The past 15 months have been a scary time for many people. Trying to stay mentally and physically healthy and pay the bills when businesses are shut down or suffering through reduced capacity, offices are closed, and kids are stuck at home with distance learning has stressed everyone.
In Sacramento, the situation has been no different. But last spring, a group of forward-thinking chefs and restaurateurs came together to keep their staffs working, keep farmers farming, and feed those in need. Deneb Williams of Allora, Tokiko Sawada and Craig Takehara of Binchoyaki, Oliver Ridgeway of Camden Spit & Larder, Clay Nutting and Brad Cecchi of Canon, and Patrick Mulvaney of Mulvaney’s B&L are the nucleus of Family Meal Sacramento.
“When it [the pandemic] first started, it was like, what do you do?” Mulvaney says. “When your business is closed, and as a chef, you promise people meaningful employment and a career, but all of a sudden, you can’t promise that anymore, what do you do? And people are hungry, and what does that look like? Early on, we said, well, there are unemployed cooks and empty restaurants, and we’re surrounded by farms here who have product. So let’s put those things together.”
Family Meal Sacramento is a program that provides chef-prepared, four-serving meals for seniors and others in need throughout the Sacramento community, including families of school children in five Sacramento districts with a high percentage of students receiving free and reduced-price meals during the school day. When families come to the schools to pick up their breakfasts and lunches, they also get a dinner from Family Meal. According to Mulvaney, the program has served more than a million meals to hungry people all over Sacramento, including 250,000 to school families.
At first, it wasn’t easy, but as Mulvaney points out, chefs are problem-solvers. They set up a crowdfunding effort to get going, which Mulvaney says he was skeptical about because he didn’t think they would raise any significant money. But, “I was wrong,” he admits, “because the people of Sacramento have donated enough to pay for over 100,000 meals. And those donations were in five and 10 and 20 dollar notes.” As the program got off the ground, corporate donors stepped up, as did non-profits and government. The funding has allowed Family Meal restaurants to pay their staff members, as well as to keep buying from medium-size farms who lost their restaurant markets when the shut-down happened. (Small producers made up for any lost volume by the increased demand for CSA boxes.)
In addition to cash, food donations started pouring in, as well.
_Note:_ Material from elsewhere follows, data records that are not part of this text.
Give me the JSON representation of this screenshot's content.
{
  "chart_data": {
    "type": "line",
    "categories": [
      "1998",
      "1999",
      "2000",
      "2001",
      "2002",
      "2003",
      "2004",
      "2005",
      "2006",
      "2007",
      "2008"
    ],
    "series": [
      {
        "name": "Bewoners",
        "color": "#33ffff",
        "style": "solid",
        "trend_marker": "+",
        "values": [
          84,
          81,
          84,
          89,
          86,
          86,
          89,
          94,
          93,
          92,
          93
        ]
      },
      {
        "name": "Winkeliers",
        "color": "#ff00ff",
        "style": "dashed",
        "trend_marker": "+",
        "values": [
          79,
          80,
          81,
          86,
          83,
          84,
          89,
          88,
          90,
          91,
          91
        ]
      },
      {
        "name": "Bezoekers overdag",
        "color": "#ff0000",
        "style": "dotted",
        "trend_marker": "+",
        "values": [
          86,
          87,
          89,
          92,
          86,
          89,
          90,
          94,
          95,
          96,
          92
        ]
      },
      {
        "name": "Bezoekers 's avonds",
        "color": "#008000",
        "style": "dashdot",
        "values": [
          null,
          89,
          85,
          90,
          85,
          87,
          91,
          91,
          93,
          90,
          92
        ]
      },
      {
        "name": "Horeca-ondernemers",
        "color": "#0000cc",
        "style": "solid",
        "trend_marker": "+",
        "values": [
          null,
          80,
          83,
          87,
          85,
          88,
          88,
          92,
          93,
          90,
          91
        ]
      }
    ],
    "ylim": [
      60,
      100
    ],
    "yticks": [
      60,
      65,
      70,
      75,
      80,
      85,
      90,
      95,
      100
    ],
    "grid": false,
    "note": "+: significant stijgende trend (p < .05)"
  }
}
Panorama Organic has donated chuck flaps and other cuts, other producers have donated everything from asparagus to eggs and fish, and “our friend Michael Bosworth [Rue & Forsman Ranch] called one day and said, ‘Hey, I just dropped off a ton of rice for you.’ I said, ‘Great! Was it three or four hundred pounds?’ He said, ‘No, I dropped off a ton. And when it’s done, I’ll give you another ton.’” The donated food stretches the ability of the program to reach even more hungry people. “This outpouring of community has just been tremendous,” Mulvaney adds.
As Family Meal has grown, other restaurants have joined the effort, and even though in-restaurant dining is opening up again, the program will continue. The county provided funding through the end of this school year, but just extended it for another year, so school families will continue to receive their meals.
Mulvaney says delivering the meals to families is both heart-warming and heart-breaking at the same time. “People are super-grateful and they’re happy, and that’s the heart-warming part. We were there [at a school] one day and the mayor handed a meal to a woman and said, ‘Look, you have dinner from Mulvaney’s. This is going to be great for you guys tonight.’ Then the woman said, ‘No, we’re eating this breakfast and lunch bag that we got. That’s our food for today. And this meal will serve us for the weekend until we can come back on Monday.’ So it’s tough, and the need for sure is real.”
The group hopes that as the pandemic winds down, the program will spur discussions about school food nutrition and paying appropriately for food, as well as access to good food for everyone. “When people have seen this process of the American food system coming together to help those in need, the hope is that we can continue moving forward and really change the conversation,” Mulvaney says.
“We’ve always said that by cooking, we bring the community together. But now here’s a place where you can recognize it,” he adds. “My soapbox is that society fails when people feel other, or not invited and left out. And this program does what we what we say in my restaurant. ‘Welcome’ is the first word you hear when you come in and the feeling that you leave with at the end of the meal. And so yes, we are giving people food to give them calories. but almost as important, we’re acknowledging their pain and and we’re saying we see you and you are part of us.”